JCJ Architecture and Friedmutter Group have been selected as the design partners. The scope of work includes the design and construction of a new 1,000-room hotel, which will include multiple restaurants, an ultra-lounge bar, movie theatres, conference facilities, casino expansion, new retail space, resort style pools and a new parking garage.

Design work is expected to commence in the fourth quarter of 2018 and substantial completion is expected in 2021.

This will be the largest and fourth expansion project for Choctaw Nation since the casino opened in 2006. The expansion is expected to create 1,000 more jobs in Durant.

The developer for the expansion is the TynanGroup, a national, real estate development services firm that has been operating for more than two decades.

Tutor Perini’s building group president and CEO Leonard Rejcek said: “Tutor Perini is proud to partner with the Choctaw Nation to build this very important project.

“This opportunity represents our expansion into building projects in the South Central states, and it will build upon Tutor Perini’s long and successful track record of work on large hospitality and gaming projects.”

The first Choctaw Casino was opened in Durant in 2006 with more than 100,000ft² and in 2010, the Grand Tower was added.
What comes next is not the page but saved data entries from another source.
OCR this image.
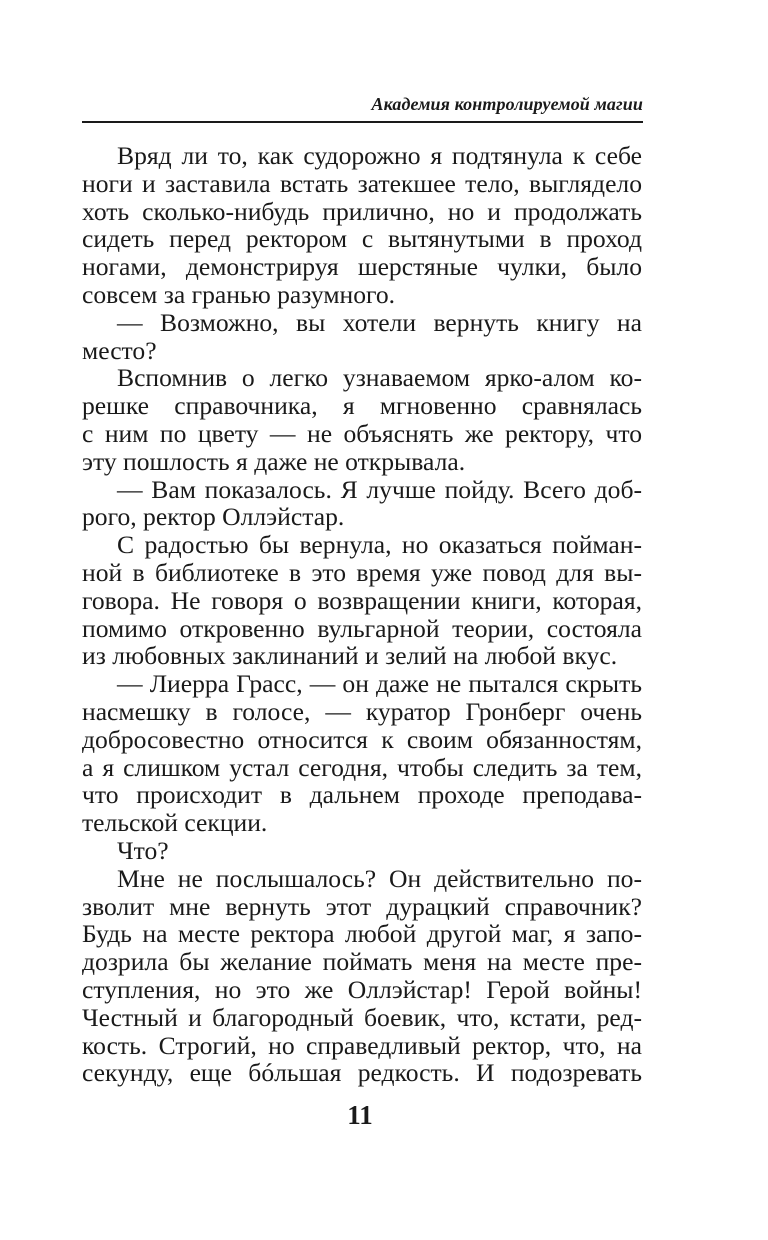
Академия контролируемой магии
Вряд ли то, как судорожно я подтянула к себе
ноги и заставила встать затекшее тело, выглядело
хоть сколько-нибудь прилично, но и продолжать
сидеть перед ректором с вытянутыми в проход
ногами, демонстрируя шерстяные чулки, было
совсем за гранью разумного.
— Возможно, вы хотели вернуть книгу на
место?
Вспомнив о легко узнаваемом ярко-алом ко-
решке справочника, я мгновенно сравнялась
с ним по цвету — не объяснять же ректору, что
эту пошлость я даже не открывала.
— Вам показалось. Я лучше пойду. Всего доб-
рого, ректор Оллэйстар.
С радостью бы вернула, но оказаться пойман-
ной в библиотеке в это время уже повод для вы-
говора. Не говоря о возвращении книги, которая,
помимо откровенно вульгарной теории, состояла
из любовных заклинаний и зелий на любой вкус.
— Лиерра Грасс, — он даже не пытался скрыть
насмешку в голосе, — куратор Гронберг очень
добросовестно относится к своим обязанностям,
а я слишком устал сегодня, чтобы следить за тем,
что происходит в дальнем проходе преподава-
тельской секции.
Что?
Мне не послышалось? Он действительно по-
зволит мне вернуть этот дурацкий справочник?
Будь на месте ректора любой другой маг, я запо-
дозрила бы желание поймать меня на месте пре-
ступления, но это же Оллэйстар! Герой войны!
Честный и благородный боевик, что, кстати, ред-
кость. Строгий, но справедливый ректор, что, на
секунду, еще бóльшая редкость. И подозревать
11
The most recent renovation was completed in 2015, adding one more hotel tower with a spa, The Grand Theater and the family entertainment centre, The District.

Choctaw Nation of Oklahoma chief Gary Batton said: “More than 30 years ago our tribe had the vision to begin this expedition by purchasing the 50 acres that the resort resides on today.

“The property was the starting point for many wonderful things to come for our tribe. We are elated to continue to grow with our community and improve the lives of our tribal and community members.

“This expansion will help the local economy and meet the demands of our growing customer base.”